10 июня 1966 года, в 23.00, от старого террикона шахты имени Димитрова треста «Красноармейскуголь» в городе Димитров (Донецкая область) откололся кусок общим объемом 33 тысячи кубометров. Горячие многотонные глыбы и сыпучая масса раскаленной породы сползли на жилой поселок, погребя под собою с десяток домов вместе с людьми. После смещения горных масс из полости, образовавшейся в боковой части стометрового террикона, как из жерла вулкана, произошел выброс горячего пепла, пыли и пара, температура которого достигала 3000(!) градусов. О случившейся трагедии впервые написали лишь 30 лет спустя…
«Шины пожарных машин лопались, попадая в раскаленный пепел»
*Анатолий Сидун: «Раньше до взрыва, тут стояли дома, а теперь — пустырь»
— Только я пришел на смену в шахту, как мне сказали, что на нашем терриконе произошел выброс, — вспоминает 78-летний Анатолий Сидун, житель дома №3 по улице Александрова.
На ходу крикнув начальнику участка: «У меня там мамка осталась!», молодой горняк помчался в родительский дом. Он спешил и, желая срезать угол, решил пробежать у подножия террикона — многие именно этим путем добирались от поселка до шахты.

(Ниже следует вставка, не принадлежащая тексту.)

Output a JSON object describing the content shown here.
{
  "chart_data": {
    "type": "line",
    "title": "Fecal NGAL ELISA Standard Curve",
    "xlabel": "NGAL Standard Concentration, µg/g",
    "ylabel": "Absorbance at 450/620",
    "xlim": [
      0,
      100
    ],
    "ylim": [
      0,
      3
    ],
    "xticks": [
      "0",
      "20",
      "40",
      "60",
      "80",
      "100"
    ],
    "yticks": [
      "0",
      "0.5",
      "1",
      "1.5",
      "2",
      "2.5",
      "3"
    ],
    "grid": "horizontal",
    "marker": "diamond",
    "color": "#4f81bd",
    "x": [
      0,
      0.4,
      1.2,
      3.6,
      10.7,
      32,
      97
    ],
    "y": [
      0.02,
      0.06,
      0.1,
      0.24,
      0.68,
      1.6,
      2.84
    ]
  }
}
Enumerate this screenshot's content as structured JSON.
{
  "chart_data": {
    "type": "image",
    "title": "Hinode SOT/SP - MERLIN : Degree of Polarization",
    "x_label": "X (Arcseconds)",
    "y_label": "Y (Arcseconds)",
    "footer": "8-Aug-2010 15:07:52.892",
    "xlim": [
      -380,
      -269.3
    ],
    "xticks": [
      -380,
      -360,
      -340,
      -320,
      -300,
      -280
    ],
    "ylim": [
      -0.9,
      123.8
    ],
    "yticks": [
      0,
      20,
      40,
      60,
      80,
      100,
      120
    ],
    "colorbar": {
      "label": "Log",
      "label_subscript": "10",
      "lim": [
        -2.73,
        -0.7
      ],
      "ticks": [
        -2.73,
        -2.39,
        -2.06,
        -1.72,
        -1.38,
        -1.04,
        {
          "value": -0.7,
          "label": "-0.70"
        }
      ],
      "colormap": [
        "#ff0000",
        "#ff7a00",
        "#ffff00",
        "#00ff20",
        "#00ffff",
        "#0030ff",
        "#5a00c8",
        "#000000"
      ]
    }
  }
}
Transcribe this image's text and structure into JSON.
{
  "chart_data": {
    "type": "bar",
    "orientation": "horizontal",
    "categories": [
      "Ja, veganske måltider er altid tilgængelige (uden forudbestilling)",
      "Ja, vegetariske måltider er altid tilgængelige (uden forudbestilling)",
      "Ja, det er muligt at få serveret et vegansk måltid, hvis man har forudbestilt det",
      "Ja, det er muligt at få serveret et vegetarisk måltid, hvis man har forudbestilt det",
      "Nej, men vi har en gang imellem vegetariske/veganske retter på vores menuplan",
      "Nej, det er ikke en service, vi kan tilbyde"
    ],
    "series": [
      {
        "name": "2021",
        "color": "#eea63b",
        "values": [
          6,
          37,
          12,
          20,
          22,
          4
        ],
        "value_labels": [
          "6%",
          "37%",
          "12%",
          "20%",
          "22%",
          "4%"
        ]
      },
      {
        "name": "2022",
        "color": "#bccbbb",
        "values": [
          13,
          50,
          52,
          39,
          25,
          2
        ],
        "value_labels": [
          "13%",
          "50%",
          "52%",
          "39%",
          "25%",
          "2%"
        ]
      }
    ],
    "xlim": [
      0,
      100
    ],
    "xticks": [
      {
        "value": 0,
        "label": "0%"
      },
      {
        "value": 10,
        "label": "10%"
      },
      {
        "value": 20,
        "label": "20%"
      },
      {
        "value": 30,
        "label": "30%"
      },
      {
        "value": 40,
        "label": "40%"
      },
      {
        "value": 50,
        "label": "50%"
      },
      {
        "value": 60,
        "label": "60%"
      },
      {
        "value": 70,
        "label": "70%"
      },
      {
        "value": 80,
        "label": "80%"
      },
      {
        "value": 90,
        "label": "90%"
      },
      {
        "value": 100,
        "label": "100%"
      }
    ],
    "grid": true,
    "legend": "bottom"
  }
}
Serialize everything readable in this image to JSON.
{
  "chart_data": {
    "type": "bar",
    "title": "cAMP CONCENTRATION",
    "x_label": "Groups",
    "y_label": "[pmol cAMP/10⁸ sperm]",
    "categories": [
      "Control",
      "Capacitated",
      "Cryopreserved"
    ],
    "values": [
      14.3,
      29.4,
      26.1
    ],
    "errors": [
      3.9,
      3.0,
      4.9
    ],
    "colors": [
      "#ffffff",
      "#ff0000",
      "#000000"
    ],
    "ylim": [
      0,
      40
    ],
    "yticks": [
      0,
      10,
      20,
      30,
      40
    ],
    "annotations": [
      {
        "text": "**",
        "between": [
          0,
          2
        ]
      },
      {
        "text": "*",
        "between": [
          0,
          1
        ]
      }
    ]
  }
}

Но как только парень приблизился к тропинке, то почувствовал, что с другой стороны террикона, где располагался жилой поселок, полыхнуло жаром, и увидел отблески зарева. В ста метрах от шахтного отвала брали начало три улицы: Садовая, Жданова (ныне улица Александрова) и Разина.
— Мне пришлось свернуть в парк, примыкавший к поселку справа, сразу за последней улицей Садовой — туда эта «лава» не дошла, — рассказывает собеседник. — Как только я добежал до нашей улицы, оказался в саже по щиколотку. Подошва на обуви начала плавиться, а белая рубаха стала черной. Огород моих родителей горел, его тушили пожарные. Хата вся в саже. Мать плакала… За нашим домом, ближе к террикону, вообще ничего не было: только горящие деревья. А ведь до взрыва наш дом числился под № 19. Нумерация начиналась от террикона — первое строение стояло в 80-100 метрах от него. Теперь мой дом — самый крайний.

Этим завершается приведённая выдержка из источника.